5.3 Adaptive Chunk Sizing

When min_chunk_size > 1, the stream processor accumulates tokens before delivering them to the callback. This reduces per-token callback overhead at the cost of slightly increased perceived latency.

Chunk Size Callback Overhead Perceived Latency Use Case
1 High Lowest Interactive chat
4--8 Moderate Low Web API responses
16--32 Low Moderate Batch post-processing

6. Natural Break Detection

The streaming processor can insert brief pauses at natural language boundaries to improve the reading experience:

if (self.config.flush_on_sentence_end and chunk.text != null) {
    const text = chunk.text.?;
    if (text.len > 0) {
        const last_char = text[text.len - 1];
        if (last_char == '.' or last_char == '!' or last_char == '?') {
            std.time.sleep(10_000_000); // 10ms pause at sentence end
        }
    }
}

Break detection heuristics:

Pattern Type Pause
. ! ? Sentence ending 10 ms
\n\n Paragraph break 20 ms
\n (with flush_on_newline) Line break Immediate flush
Code fence boundary Code block Immediate flush

Disabling Pauses

For maximum throughput (e.g., when the consumer is another program, not a human reader), set flush_on_sentence_end = false and flush_on_newline = false.


7. First-Token Latency vs Total Throughput

Streaming introduces a fundamental tension between two performance metrics:

Latency Metrics

  • First-token latency (TTFT): Time from prompt submission to the first generated token appearing. Dominated by the prompt processing (prefill) phase.
  • Total throughput: Tokens generated per second over the entire response. Dominated by the per-token generation (decode) phase.
gantt
    title Streaming Generation Timeline
    dateFormat X
    axisFormat %s

    section Prefill
    Process Prompt :0, 500

    section Decode
    Token 1 :500, 550
    Token 2 :550, 600
    Token 3 :600, 650
    Token N :650, 700

    section User Perception
    Waiting (TTFT) :crit, 0, 500
    Reading tokens :active, 500, 700
Metric Optimisation Strategy
Reduce TTFT Prompt caching, speculative decoding, smaller prefill batch
Increase throughput KV caching, quantisation, batching, SIMD kernels
Both Model parallelism, continuous batching

TTFT in Practice

For a 7B model on CPU, typical TTFT ranges from 200 ms (short prompt, cached) to several seconds (long prompt, cold start).

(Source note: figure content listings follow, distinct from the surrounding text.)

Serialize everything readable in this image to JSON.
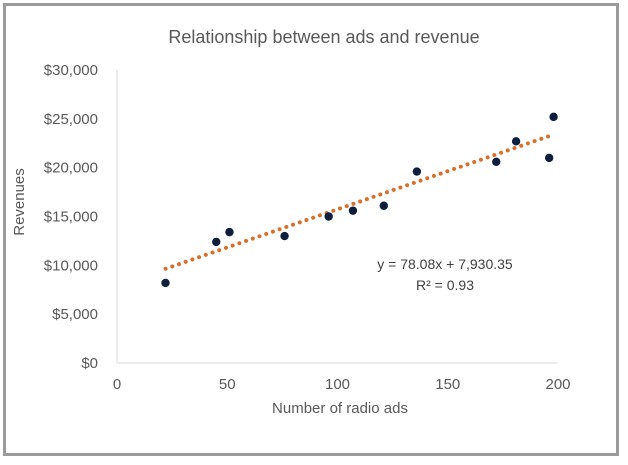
{
  "chart_data": {
    "type": "scatter",
    "title": "Relationship between ads and revenue",
    "xlabel": "Number of radio ads",
    "ylabel": "Revenues",
    "xlim": [
      0,
      200
    ],
    "ylim": [
      0,
      30000
    ],
    "x_ticks": [
      0,
      50,
      100,
      150,
      200
    ],
    "x_tick_labels": [
      "0",
      "50",
      "100",
      "150",
      "200"
    ],
    "y_ticks": [
      0,
      5000,
      10000,
      15000,
      20000,
      25000,
      30000
    ],
    "y_tick_labels": [
      "$0",
      "$5,000",
      "$10,000",
      "$15,000",
      "$20,000",
      "$25,000",
      "$30,000"
    ],
    "grid": false,
    "series": [
      {
        "name": "Revenue",
        "color": "#0d1f3c",
        "x": [
          22,
          45,
          51,
          76,
          96,
          107,
          121,
          136,
          172,
          181,
          196,
          198
        ],
        "y": [
          8200,
          12400,
          13400,
          13000,
          15000,
          15600,
          16100,
          19600,
          20600,
          22700,
          21000,
          25200
        ]
      }
    ],
    "trendline": {
      "type": "linear",
      "color": "#d9702a",
      "slope": 78.08,
      "intercept": 7930.35,
      "x_range": [
        22,
        196
      ],
      "equation_label": "y = 78.08x + 7,930.35",
      "r2_label": "R² = 0.93"
    }
  }
}
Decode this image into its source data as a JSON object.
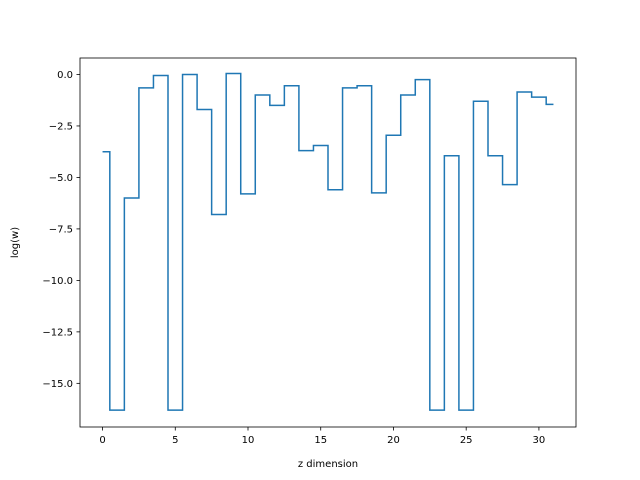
{
  "chart_data": {
    "type": "line",
    "drawstyle": "steps-mid",
    "xlabel": "z dimension",
    "ylabel": "log(w)",
    "x": [
      0,
      1,
      2,
      3,
      4,
      5,
      6,
      7,
      8,
      9,
      10,
      11,
      12,
      13,
      14,
      15,
      16,
      17,
      18,
      19,
      20,
      21,
      22,
      23,
      24,
      25,
      26,
      27,
      28,
      29,
      30,
      31
    ],
    "series": [
      {
        "color": "#1f77b4",
        "values": [
          -3.75,
          -16.3,
          -6.0,
          -0.65,
          -0.05,
          -16.3,
          0.0,
          -1.7,
          -6.8,
          0.05,
          -5.8,
          -1.0,
          -1.5,
          -0.55,
          -3.7,
          -3.45,
          -5.6,
          -0.65,
          -0.55,
          -5.75,
          -2.95,
          -1.0,
          -0.25,
          -16.3,
          -3.95,
          -16.3,
          -1.3,
          -3.95,
          -5.35,
          -0.85,
          -1.1,
          -1.45
        ]
      }
    ],
    "xlim": [
      -1.55,
      32.55
    ],
    "ylim": [
      -17.12,
      0.8
    ],
    "xticks": [
      0,
      5,
      10,
      15,
      20,
      25,
      30
    ],
    "xtick_labels": [
      "0",
      "5",
      "10",
      "15",
      "20",
      "25",
      "30"
    ],
    "yticks": [
      0.0,
      -2.5,
      -5.0,
      -7.5,
      -10.0,
      -12.5,
      -15.0
    ],
    "ytick_labels": [
      "0.0",
      "−2.5",
      "−5.0",
      "−7.5",
      "−10.0",
      "−12.5",
      "−15.0"
    ],
    "grid": false,
    "legend": false
  }
}
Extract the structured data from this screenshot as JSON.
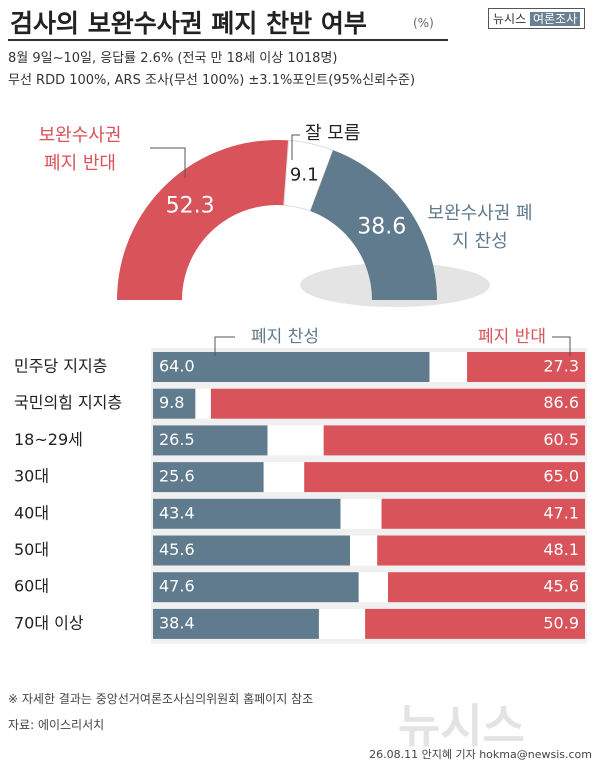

Users generally perceive responses as "instant" when TTFT is below 500 ms.


8. Error Handling

The ErrorCallback type allows the consumer to react to generation failures without terminating the stream:

pub const ErrorCallback = *const fn (err: anyerror, user_data: ?*anyopaque) void;

Common error scenarios:

Error Cause Recovery
StreamTimeout No token within timeout period Retry or abort
BufferClosed Generation completed or stopped Read remaining tokens
AlreadyStreaming Called startStreaming twice Stop first, then restart
OutOfMemory Token buffer allocation failed Reduce buffer size or free memory

References


  1. Gerganov, G. "llama.cpp -- Inference of LLaMA model in C/C++." GitHub, 2023. 

  2. Kwon, W. et al. "Efficient Memory Management for Large Language Model Serving with PagedAttention." SOSP, 2023. 

  3. Yu, G. et al. "Orca: A Distributed Serving System for Transformer-Based Language Generation." OSDI, 2022.